The excessive rains and cool temperatures during early summer created conditions that favor certain diseases. Besides iron chlorosis, growers and agronomists from co-ops report occurrence of Phytopathora, Fusarium wilt, brown stem rot, and soybean brown spot, which is prevalent in many soybean fields. This article focuses on brown spot.
Brown spot is an early season fungal disease caused by Septoria glycines. Plants as young as the V2 growth stage are showing symptoms. The fungus spreads from the soil to soybean plants by splashing rain. Frequent rainfall this season is the primary reason for the occurrence of this disease. Symptoms of brown spot are many irregular, dark brown spots on both upper and lower leaf surfaces. Adjacent lesions frequently merge to form irregularly shaped blotches.
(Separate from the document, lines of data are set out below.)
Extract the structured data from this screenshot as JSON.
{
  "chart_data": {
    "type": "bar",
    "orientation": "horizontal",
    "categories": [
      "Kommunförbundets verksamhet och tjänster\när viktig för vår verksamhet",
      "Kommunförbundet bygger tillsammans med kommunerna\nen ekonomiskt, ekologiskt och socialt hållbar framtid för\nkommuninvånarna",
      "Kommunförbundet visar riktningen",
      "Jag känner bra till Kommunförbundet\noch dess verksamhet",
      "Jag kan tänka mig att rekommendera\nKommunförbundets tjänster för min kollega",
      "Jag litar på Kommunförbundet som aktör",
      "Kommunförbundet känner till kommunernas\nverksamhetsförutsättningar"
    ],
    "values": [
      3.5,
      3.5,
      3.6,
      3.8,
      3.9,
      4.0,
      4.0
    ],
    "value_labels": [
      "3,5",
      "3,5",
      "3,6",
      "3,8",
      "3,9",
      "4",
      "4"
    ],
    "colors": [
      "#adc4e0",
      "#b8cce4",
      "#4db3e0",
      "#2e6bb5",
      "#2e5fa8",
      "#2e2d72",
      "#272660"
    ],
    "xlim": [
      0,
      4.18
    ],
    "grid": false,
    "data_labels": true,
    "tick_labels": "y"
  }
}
|Comparison of brown spot (left) and bacterial blight (right) in soybean.|
If you find brown spot in your fields, it is likely that you also would see bacterial blight, a disease that is common in cool, rainy seasons. Bacterial blight is caused by a bacterium called Pseudomonas syringae. Lesions of the disease are small, angular, water-soaked, yellow-to-brown spots on leaves. The angular lesions enlarge in rainy weather and merge to produce large, irregular dead areas. Sometimes, brown spot can be mistaken as bacterial blight. In early disease stages, lesions of bacterial blight have a yellow halo that is lacking in brown spot. Brown spot lesions are chocolate brown to blackish brown. Furthermore, bacterial blight is normally observed on top leaves or new growth, whereas brown spot normally occurs on lower and aging leaves.
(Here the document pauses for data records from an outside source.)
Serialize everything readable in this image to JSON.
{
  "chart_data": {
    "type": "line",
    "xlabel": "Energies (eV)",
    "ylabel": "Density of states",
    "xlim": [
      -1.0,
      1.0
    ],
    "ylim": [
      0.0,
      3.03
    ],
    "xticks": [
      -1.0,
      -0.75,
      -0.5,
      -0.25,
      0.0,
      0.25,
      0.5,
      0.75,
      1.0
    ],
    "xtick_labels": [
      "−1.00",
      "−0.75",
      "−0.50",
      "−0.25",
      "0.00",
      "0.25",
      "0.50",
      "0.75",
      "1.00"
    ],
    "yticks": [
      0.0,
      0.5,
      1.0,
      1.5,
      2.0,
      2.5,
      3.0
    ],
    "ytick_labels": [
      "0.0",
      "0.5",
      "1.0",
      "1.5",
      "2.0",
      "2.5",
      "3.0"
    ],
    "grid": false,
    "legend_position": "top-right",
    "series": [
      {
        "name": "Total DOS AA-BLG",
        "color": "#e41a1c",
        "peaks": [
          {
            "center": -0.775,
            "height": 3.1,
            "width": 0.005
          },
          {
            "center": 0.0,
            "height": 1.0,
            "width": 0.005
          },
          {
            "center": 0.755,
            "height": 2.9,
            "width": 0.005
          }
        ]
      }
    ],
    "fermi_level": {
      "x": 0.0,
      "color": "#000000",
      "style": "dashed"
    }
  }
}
Generally, brown spot and bacterial blight occur in Iowa without causing significant yield losses. These diseases are more frequently observed in areas that have received considerable rainfall and stormy weather because the corresponding pathogens are disseminated by rain and wind. Early in the season, brown spot should not cause severe defoliation because the disease is more pronounced in old leaves and soybean can outgrow the disease. As the season progresses, the disease could cause premature defoliation if weather conditions are cool and wet, resulting in rapid increase of the disease from the lower leaves to the upper leaves. In 1993, epidemics of brown spot occurred in Iowa late in the growing season. For bacterial blight, incidence of the disease is reduced as the temperature increases. Bacterial blight can infect pods and seed quality may be affected when the disease is severe.
If you find high incidence of brown spot or bacterial blight now, there are no remedial measures for protection from these diseases. Later in the season, scouting is recommended. If bacterial blight is severe, you should not use the seeds for next year because the disease can be seedborne. To reduce the risk of these diseases, avoid use of susceptible cultivars for the next soybean crop. Rotation with corn also reduces disease risk for both bacterial blight and brown spot.